Homeownership can bring out the worst in you (Vox)

Homeownership, as it has evolved in the United States, often turns its beneficiaries against progress and change, manifesting as anything from opposing homeless shelters in your neighborhood to blocking transit projects in your region. This identity transcends partisanship, a rarity in our polarized age. You’ll find Democrats and Republicans alike screaming opposition to change and growth, no matter what it costs. To that end, Republicans have supported onerous regulations they would likely scoff at in the abstract, and Democrats have defended a system that has perpetuated the racial and economic segregation they often rail against in theory. What can help explain this phenomenon?

International

Putting the World’s Slums on the Map (CityLab)

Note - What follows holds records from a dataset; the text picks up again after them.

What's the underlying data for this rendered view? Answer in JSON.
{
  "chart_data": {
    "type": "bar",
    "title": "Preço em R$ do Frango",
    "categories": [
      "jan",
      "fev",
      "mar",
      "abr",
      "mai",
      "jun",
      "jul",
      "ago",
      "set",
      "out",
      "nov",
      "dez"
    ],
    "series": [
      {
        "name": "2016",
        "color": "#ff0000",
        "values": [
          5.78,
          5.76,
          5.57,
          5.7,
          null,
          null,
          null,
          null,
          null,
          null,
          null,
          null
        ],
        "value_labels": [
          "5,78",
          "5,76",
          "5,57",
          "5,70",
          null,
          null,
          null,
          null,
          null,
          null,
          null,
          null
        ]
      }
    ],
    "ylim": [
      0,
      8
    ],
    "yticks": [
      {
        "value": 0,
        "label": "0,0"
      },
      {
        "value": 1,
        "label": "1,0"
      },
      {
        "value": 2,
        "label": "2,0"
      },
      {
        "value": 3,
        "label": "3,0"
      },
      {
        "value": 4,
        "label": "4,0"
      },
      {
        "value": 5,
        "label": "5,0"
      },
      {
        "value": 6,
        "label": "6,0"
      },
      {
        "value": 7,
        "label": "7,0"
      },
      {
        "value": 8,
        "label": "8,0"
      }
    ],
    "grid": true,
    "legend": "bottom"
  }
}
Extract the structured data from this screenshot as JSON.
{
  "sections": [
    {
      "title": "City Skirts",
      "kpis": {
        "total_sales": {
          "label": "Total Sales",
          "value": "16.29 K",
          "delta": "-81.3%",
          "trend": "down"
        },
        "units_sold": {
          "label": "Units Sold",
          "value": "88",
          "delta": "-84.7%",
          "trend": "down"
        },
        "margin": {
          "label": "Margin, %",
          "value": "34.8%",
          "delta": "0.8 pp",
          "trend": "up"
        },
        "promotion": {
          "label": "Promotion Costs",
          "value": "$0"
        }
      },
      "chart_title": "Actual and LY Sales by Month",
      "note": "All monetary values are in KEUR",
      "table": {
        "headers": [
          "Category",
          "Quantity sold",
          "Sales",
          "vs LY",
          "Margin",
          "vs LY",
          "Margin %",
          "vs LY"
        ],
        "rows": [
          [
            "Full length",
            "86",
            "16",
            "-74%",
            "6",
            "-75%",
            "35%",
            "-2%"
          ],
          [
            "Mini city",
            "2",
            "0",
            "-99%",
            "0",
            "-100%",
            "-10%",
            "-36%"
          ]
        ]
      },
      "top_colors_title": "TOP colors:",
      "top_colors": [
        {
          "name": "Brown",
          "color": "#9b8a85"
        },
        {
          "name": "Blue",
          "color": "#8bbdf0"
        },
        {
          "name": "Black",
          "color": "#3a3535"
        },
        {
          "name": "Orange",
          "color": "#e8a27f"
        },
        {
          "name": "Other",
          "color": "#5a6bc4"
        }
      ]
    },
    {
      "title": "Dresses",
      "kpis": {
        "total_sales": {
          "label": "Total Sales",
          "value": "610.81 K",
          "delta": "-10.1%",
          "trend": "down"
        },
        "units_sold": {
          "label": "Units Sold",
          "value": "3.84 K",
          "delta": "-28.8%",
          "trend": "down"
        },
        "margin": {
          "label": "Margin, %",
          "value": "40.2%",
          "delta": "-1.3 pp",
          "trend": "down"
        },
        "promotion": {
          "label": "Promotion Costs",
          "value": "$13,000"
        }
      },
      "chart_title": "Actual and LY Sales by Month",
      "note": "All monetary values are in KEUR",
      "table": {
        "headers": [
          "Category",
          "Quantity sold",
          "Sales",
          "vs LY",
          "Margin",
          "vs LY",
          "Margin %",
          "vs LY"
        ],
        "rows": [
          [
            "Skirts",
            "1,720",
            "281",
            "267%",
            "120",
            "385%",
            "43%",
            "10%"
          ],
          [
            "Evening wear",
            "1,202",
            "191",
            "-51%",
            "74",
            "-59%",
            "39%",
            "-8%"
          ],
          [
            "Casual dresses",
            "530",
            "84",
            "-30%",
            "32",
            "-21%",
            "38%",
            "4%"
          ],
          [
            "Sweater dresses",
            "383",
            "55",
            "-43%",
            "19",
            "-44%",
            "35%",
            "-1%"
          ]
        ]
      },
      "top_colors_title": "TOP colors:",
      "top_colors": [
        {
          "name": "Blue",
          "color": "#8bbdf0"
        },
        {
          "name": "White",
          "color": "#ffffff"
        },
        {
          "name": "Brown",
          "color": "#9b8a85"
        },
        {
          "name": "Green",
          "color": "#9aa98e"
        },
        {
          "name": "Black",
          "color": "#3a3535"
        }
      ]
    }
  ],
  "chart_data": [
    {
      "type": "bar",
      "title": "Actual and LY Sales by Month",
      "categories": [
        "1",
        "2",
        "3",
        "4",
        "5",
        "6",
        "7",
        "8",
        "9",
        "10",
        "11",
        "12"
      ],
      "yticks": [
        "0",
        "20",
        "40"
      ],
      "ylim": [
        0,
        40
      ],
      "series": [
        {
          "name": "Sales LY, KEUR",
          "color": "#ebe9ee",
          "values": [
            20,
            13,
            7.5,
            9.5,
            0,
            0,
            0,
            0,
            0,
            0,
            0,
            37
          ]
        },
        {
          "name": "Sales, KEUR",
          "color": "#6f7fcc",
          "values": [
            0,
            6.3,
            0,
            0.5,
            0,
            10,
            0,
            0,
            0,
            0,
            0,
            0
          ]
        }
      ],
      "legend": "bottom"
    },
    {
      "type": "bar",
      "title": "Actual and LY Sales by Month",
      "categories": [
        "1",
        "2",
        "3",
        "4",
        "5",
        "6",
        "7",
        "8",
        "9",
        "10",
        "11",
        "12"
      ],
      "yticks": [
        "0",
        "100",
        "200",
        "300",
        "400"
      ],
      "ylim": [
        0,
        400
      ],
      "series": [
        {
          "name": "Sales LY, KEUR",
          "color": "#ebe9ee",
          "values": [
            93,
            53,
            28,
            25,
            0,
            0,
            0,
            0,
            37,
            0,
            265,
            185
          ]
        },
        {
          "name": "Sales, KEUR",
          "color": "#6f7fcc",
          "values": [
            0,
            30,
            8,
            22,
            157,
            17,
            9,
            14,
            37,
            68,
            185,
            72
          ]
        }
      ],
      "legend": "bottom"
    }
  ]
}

“People who live in these communities are left behind because where they live is not represented on digital maps,” says Nikolai Elneser, an urban planner and data analyst who heard Velásquez’s story while doing social work with an NGO in La Vega and decided to create a mapping project for the neighborhood with students from Simón Bolívar University in Caracas. He and members of the community. In a world that is increasingly more dependent on the internet to provide goods and services, “not appearing in these platforms means not having access to many of the benefits of urban life and development,” he says.

Rent controls are becoming a highly divisive issue in Europe (CNBC)

There’s an age-old trend of people flocking to urban areas where there’s more jobs and higher salaries. But, at a time of low interest rates from central banks — which European nations have experienced in the wake of the sovereign debt crisis — and help-to-buy schemes, more people have bought property, either as a first home or as an investment to let. This demand then pushes up prices given the limited housing stock on the market.